YÖK Başkanı Çetinsaya Diyarbakırda: "Ne mutlu bize ki bugün yeni bir Türkiyenin inşasına tanık oluyoruz. Çözüm süreci, yeni Türkiyenin tesisini sembolize eden en önemli adımdır" -"Bilim dünyasının temsilcileri olarak bu yeni Türk


DİYARBAKIR (A.A) - Yükseköğretim Kurulu (YÖK) Başkanı Gökhan Çetinsaya, "Ne mutlu bize ki bugün yeni bir Türkiyenin inşasına tanık oluyoruz. Çözüm süreci, yeni Türkiyenin tesisini sembolize eden en önemli adımdır" dedi.
     Diyarbakırda temasları süren Çetinsaya, beraberindeki heyetle Dicle Üniversitesi (DÜ) Rektörlüğünü ziyaretinde Rektör Prof. Dr. Ayşegül Jale Saraç ve üniversitenin yöneticileri tarafından karşılandı.
     Çetinsaya, daha sonra üniversite öğrencileriyle bir araya geleceği DÜ Kongre Merkezine geçti.
     Burada üniversitenin halk oyunları ekibince karşılanan Çetinsaya, öğrencilerle bir süre halay çekti.
     Gökhan Çetinsaya, DÜ Devlet Konservatuvarı öğrencilerince verilen mini konser ile tiyatro kulüplerince sahnelenen tiyatro oyunlarının ardından, vereceği, "21. Yüzyılda Değişen Dünya ve Türkiyenin Konumu" konulu ders öncesi yaptığı konuşmada, üniversiteleri sık sık ziyaret ettiğini belirterek, bu ziyaretlerde öğrenciler ve öğretim üyeleriyle bir araya geldiklerini kaydetti.
    
     -Çözüm süreci-
    
     "Ne mutlu bize ki bugün yeni bir Türkiyenin inşasına tanık oluyoruz" diyen Çetinsaya, bilim dünyasının temsilcileri olarak yeni Türkiyenin inşasında aktif bir rol oynamak ve çözüm sürecine destek olmak durumunda olduklarını belirtti.

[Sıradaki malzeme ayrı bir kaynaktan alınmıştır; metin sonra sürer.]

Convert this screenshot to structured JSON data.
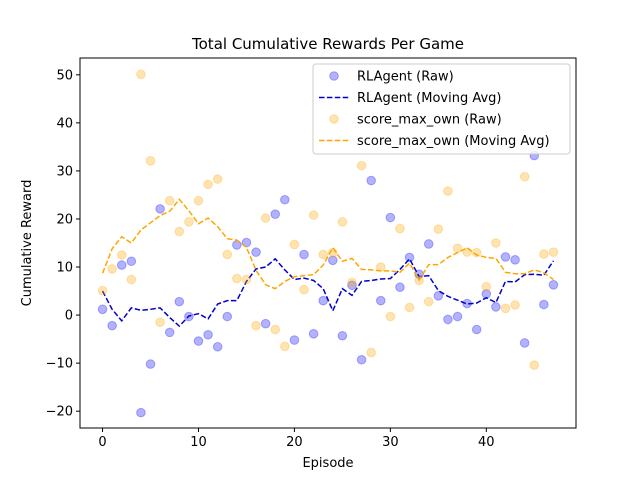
{
  "chart_data": {
    "type": "scatter",
    "title": "Total Cumulative Rewards Per Game",
    "xlabel": "Episode",
    "ylabel": "Cumulative Reward",
    "xlim": [
      -2.35,
      49.35
    ],
    "ylim": [
      -23.5,
      53.5
    ],
    "xticks": [
      0,
      10,
      20,
      30,
      40
    ],
    "yticks": [
      -20,
      -10,
      0,
      10,
      20,
      30,
      40,
      50
    ],
    "grid": false,
    "legend_position": "top-right",
    "x": [
      0,
      1,
      2,
      3,
      4,
      5,
      6,
      7,
      8,
      9,
      10,
      11,
      12,
      13,
      14,
      15,
      16,
      17,
      18,
      19,
      20,
      21,
      22,
      23,
      24,
      25,
      26,
      27,
      28,
      29,
      30,
      31,
      32,
      33,
      34,
      35,
      36,
      37,
      38,
      39,
      40,
      41,
      42,
      43,
      44,
      45,
      46,
      47
    ],
    "series": [
      {
        "name": "RLAgent (Raw)",
        "kind": "scatter",
        "color": "#0000ff",
        "values": [
          1.2,
          -2.2,
          10.4,
          11.2,
          -20.3,
          -10.2,
          22.1,
          -3.6,
          2.8,
          -0.3,
          -5.4,
          -4.1,
          -6.6,
          -0.3,
          14.6,
          15.1,
          13.1,
          -1.8,
          21.0,
          24.0,
          -5.2,
          12.6,
          -3.9,
          3.0,
          11.4,
          -4.3,
          6.2,
          -9.3,
          28.0,
          3.0,
          20.3,
          5.8,
          12.0,
          8.5,
          14.8,
          4.0,
          -0.9,
          -0.3,
          2.4,
          -3.0,
          4.4,
          1.7,
          12.1,
          11.5,
          -5.8,
          33.2,
          2.2,
          6.3
        ]
      },
      {
        "name": "RLAgent (Moving Avg)",
        "kind": "line",
        "dash": true,
        "color": "#0000cc",
        "values": [
          5.0,
          1.2,
          -1.2,
          1.5,
          1.0,
          1.2,
          1.5,
          -0.5,
          -2.3,
          -0.2,
          0.3,
          -0.8,
          2.3,
          3.0,
          3.0,
          7.0,
          9.6,
          10.0,
          11.7,
          9.4,
          7.4,
          7.7,
          7.2,
          5.5,
          0.9,
          5.5,
          4.1,
          7.0,
          7.2,
          7.5,
          7.6,
          9.5,
          11.7,
          8.0,
          8.2,
          5.1,
          3.9,
          3.1,
          2.3,
          2.5,
          3.6,
          2.6,
          7.0,
          6.9,
          8.4,
          8.5,
          8.3,
          11.3
        ]
      },
      {
        "name": "score_max_own (Raw)",
        "kind": "scatter",
        "color": "#ffa500",
        "values": [
          5.1,
          9.6,
          12.5,
          7.4,
          50.1,
          32.1,
          -1.5,
          23.8,
          17.4,
          19.4,
          23.8,
          27.2,
          28.3,
          12.6,
          7.6,
          7.4,
          -2.2,
          20.2,
          -3.0,
          -6.5,
          14.7,
          5.3,
          20.8,
          12.6,
          13.0,
          19.4,
          6.8,
          31.1,
          -7.8,
          10.0,
          -0.3,
          18.0,
          1.6,
          7.2,
          2.8,
          17.9,
          25.8,
          13.9,
          13.1,
          13.0,
          5.9,
          15.0,
          1.4,
          2.1,
          28.8,
          -10.4,
          12.7,
          13.1
        ]
      },
      {
        "name": "score_max_own (Moving Avg)",
        "kind": "line",
        "dash": true,
        "color": "#ffa500",
        "values": [
          8.7,
          13.8,
          16.3,
          15.0,
          17.7,
          19.2,
          20.7,
          21.6,
          24.1,
          21.7,
          19.0,
          20.2,
          18.4,
          15.9,
          15.6,
          14.1,
          9.3,
          6.3,
          5.5,
          7.0,
          8.0,
          8.2,
          8.4,
          10.4,
          14.0,
          11.2,
          11.8,
          9.5,
          9.4,
          9.2,
          9.2,
          8.9,
          10.8,
          7.3,
          10.5,
          10.5,
          12.0,
          13.0,
          14.0,
          12.5,
          12.0,
          11.8,
          8.9,
          8.6,
          8.6,
          9.4,
          8.8,
          7.4
        ]
      }
    ]
  }
}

     Çetinsaya, çözüm sürecinin önemine değinerek, şöyle dedi:
     "Türkiye metaforunu, ideolojik bir çerçeve içerisinde değil, ülkemizin yakaladığı iktisadi, siyasi ve kültürel gelişmişlik düzeyini, özlediğimiz ve hak ettiğimiz normalleşme iklimini ifade etmek üzere kullanıyorum. Ekonomisi büyüyen, demokrasisi normalleşen, bölgesel bir güce ve küresel bir aktöre dönüşen ülkemizde toplumsal çatışma ve gerilimlerin varlığı kabul edilemez. Çözüm süreci, yeni Türkiyenin tesisini sembolize eden en önemli adımdır. Bizler bilim dünyasının temsilcileri ve neferleri olarak bu yeni Türkiyenin inşasında aktif bir rol oynamak ve çözüm sürecine destek olmak zorundayız. Bu desteği sembolik politikalardan gerçek politikalara doğru yönlendirebiliriz. Bu, sınıflarda öğrenci ve öğretim üyelerinin diyaloglarında başlar, kampüslerdeki toplantılara, söyleşilere, bilimsel ve sosyal araştırmalara ile üniversitenin o şehre ve bölgeye yaptığı katkılara doğru devam eder."
    
     -Akademik özgürlükler-
    
     "Üniversiteler, bilim üretiminin merkezinde yer alan ana aktörler olarak içinden çıktığı toplumun sorunlarıyla cesaretle yüzleşen, geçmişteki yersiz korkularla değil, kendisini ve bölgesini imar etme iradesiyle hareket eden bir Türkiye için uğraş vermeye mecburdur" diyen Çetinsaya, bunun, üniversitelerin içinde yaşadıkları toplumun refahı ile yapacakları bilimsel üretimin kalitesini artıracağını vurguladı.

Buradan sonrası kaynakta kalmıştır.